Plaste-Sammlung in der Bar

Wir sprechen über Dies und Das, über die unterschiedlichen Konnotationen des Begriffs Untergrund und springen zwischen den Zeiten hin und her. Görß erzählt davon, wie er über einen Zeichen-Zirkel unter der Leitung von Robert Rehfeldt zur Kunst kam und sich nach dem Abschluss der Abendschule an der Kunsthochschule Weißensee beworben hat. Als wir über die Veränderungen des Scheunenviertels sprechen, berichtet er von seiner WG in der Auguststraße, in der die Tür immer offen stand und man sich auf Kassenrollen Nachrichten hinterlassen hat. Dann springen wir zur Zukunft des Ortes, dieses spezifischen Universums, das einerseits so eine persönliche Sprache spricht, andererseits einen wertvollen Geschichtsschatz darstellt, der sowohl die spezifische Geschichte des Ortes und der Schilderdruckerei und Gießerei erzählt als auch den DDR-Alltag greifbar macht. Doch was passiert mit diesem Ort, wenn die Betreiber in den Ruhestand gehen? Darüber denkt Görß bereits nach und führt Gespräche mit verschiedenen Museen. Es bleibt zu hoffen, dass bis dahin der Ort an sich, mit seiner Überfülle an Objekten und Erzählungen, noch etwas erhalten bleibt. Eine nächste Besuchsgelegenheit gibt es zur Art Week. Weil das Untergrundmuseum dieses Jahr den Preis zur Auszeichnung künstlerischer Projekträume und –initiativen der Senatsverwaltung für Kultur und Europa erhalten hat, nimmt er an der Art Week teil und öffnet zu diesem Anlass wieder seine Türen. Zudem gibt es am 16. Oktober 2021 im Rahmen der Ausstellung „… oder kann das weg? Fallstudien zur Nachwende“ der nGbK zwei weitere Führungen –jeweils um 14 und 17 Uhr. Bitte vorher eine Mail an .

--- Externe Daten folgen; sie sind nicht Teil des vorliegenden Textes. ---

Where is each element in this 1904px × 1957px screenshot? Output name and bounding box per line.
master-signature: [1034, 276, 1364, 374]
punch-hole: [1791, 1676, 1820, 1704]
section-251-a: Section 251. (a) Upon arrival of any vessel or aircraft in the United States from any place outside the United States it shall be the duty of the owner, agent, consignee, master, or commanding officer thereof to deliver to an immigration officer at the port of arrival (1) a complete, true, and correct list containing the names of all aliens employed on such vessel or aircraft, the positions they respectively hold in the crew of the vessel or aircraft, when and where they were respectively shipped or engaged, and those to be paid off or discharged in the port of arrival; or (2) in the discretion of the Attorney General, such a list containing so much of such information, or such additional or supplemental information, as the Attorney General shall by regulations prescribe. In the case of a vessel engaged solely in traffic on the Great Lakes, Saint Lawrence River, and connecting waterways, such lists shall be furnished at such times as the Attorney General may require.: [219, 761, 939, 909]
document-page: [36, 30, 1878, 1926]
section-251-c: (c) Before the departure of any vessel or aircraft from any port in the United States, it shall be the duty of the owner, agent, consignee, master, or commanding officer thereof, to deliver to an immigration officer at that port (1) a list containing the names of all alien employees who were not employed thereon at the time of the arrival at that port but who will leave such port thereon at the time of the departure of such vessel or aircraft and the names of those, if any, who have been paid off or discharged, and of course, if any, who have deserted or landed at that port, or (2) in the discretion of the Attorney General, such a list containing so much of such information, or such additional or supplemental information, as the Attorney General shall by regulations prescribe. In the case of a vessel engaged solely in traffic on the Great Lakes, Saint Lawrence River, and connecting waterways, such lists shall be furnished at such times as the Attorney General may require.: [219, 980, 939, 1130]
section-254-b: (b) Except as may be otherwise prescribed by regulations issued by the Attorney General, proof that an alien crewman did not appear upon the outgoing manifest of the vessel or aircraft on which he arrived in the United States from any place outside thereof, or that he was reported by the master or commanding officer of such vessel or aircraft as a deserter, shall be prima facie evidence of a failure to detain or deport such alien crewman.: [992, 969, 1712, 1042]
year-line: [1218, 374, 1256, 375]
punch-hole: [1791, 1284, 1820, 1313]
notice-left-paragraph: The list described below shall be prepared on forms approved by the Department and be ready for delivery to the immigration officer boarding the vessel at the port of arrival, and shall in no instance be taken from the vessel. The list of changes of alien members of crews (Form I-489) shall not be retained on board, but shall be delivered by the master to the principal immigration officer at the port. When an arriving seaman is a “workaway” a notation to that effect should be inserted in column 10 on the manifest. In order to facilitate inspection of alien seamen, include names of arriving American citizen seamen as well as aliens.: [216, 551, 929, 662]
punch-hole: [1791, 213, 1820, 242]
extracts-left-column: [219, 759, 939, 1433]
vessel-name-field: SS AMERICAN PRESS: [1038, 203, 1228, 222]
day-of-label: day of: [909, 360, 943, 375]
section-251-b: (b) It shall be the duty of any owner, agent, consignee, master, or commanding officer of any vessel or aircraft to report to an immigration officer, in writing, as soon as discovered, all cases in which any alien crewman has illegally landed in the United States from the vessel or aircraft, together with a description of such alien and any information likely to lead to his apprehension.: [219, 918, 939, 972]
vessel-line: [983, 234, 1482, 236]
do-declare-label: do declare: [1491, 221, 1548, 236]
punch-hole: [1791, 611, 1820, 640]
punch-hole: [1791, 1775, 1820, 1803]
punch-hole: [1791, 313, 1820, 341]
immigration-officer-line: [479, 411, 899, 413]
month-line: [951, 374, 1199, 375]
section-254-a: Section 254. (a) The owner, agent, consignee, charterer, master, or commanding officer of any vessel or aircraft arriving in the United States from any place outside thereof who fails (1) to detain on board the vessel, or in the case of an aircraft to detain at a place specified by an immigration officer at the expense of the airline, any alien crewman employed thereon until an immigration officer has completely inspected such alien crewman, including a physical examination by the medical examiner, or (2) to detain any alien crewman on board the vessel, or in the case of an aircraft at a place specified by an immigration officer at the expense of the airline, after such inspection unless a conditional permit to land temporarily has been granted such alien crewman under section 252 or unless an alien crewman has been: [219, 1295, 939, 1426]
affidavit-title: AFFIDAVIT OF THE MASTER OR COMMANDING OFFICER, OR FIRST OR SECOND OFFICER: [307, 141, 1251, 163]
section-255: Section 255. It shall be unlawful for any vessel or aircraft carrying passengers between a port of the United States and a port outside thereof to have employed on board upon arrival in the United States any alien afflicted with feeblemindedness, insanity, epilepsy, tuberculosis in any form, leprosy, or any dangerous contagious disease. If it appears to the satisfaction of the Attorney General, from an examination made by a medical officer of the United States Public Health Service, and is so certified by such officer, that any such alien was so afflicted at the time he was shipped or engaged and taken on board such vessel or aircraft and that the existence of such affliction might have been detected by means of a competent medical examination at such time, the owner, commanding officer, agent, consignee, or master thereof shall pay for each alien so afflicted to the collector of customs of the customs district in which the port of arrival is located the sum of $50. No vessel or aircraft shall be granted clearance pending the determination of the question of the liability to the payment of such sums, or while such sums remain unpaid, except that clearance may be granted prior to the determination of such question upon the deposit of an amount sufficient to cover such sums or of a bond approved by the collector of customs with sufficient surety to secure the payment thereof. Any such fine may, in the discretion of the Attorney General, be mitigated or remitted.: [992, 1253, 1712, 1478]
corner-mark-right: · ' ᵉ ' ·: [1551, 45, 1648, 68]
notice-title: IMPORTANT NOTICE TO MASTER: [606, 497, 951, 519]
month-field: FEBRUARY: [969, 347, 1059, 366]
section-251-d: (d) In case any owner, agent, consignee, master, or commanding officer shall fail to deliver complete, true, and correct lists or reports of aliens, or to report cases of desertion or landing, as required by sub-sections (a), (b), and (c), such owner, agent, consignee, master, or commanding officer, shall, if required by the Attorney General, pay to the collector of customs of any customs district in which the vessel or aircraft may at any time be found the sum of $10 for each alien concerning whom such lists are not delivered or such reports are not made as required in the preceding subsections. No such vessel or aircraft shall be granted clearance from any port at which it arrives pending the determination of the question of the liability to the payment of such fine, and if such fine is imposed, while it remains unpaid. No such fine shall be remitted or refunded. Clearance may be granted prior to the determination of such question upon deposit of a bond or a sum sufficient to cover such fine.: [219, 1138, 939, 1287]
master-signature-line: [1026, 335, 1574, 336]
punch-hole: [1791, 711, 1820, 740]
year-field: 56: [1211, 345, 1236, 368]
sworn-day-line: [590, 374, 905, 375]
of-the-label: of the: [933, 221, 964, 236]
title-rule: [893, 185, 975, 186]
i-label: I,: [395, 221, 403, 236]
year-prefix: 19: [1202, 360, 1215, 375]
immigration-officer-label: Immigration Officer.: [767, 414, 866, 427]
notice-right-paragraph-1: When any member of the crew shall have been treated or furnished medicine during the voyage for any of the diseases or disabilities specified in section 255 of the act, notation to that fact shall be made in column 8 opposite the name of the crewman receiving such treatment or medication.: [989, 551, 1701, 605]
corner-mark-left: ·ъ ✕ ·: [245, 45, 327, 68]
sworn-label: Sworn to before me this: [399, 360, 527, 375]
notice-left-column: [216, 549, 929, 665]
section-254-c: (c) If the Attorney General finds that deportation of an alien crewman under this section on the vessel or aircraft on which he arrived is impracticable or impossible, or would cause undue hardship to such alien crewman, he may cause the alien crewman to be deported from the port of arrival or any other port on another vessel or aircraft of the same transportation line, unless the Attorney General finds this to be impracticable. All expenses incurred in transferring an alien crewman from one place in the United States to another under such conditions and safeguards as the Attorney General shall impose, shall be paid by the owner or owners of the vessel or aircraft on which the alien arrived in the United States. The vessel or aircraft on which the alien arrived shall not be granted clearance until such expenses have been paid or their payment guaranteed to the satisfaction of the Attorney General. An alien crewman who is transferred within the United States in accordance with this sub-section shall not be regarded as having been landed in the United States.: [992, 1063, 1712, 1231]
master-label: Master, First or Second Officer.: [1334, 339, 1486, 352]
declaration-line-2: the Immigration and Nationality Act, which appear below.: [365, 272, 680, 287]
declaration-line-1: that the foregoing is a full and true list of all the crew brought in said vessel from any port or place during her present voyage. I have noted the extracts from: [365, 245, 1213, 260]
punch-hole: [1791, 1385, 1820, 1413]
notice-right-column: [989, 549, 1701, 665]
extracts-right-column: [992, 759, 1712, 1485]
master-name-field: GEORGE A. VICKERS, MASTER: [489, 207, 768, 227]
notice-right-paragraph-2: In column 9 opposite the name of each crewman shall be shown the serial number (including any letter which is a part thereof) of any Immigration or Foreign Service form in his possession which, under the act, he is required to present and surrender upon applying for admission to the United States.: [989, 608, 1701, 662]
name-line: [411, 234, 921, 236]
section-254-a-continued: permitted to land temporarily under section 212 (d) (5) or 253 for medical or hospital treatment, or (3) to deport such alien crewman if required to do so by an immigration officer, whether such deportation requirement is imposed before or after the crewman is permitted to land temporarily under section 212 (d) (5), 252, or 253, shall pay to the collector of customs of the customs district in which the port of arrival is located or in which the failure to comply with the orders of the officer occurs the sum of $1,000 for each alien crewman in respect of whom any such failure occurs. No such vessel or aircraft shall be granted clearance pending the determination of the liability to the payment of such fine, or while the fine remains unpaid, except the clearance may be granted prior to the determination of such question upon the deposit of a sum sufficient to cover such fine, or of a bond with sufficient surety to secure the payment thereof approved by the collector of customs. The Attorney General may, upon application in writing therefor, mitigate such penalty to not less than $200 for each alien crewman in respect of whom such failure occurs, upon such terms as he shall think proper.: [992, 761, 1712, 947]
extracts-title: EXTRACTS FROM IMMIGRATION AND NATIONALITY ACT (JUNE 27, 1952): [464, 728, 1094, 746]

[1] „Jenseits des Guten und Schönen“, in: Schattenwelt, Magazin der Berliner Unterwelten e.V., Ausgabe 04/2013, S. 12

Infos:
Untergrundmuseum: Linienstraße 144, Hinterhof links
www.untergrundmuseum.de

Im Rahmen der Art Week wird das Untergrundmuseum vom 16.9. (von 18 bis 22:30 Uhr) und vom 17. bis 19.9. jeweils von 14 bis 19 Uhr geöffnet sein.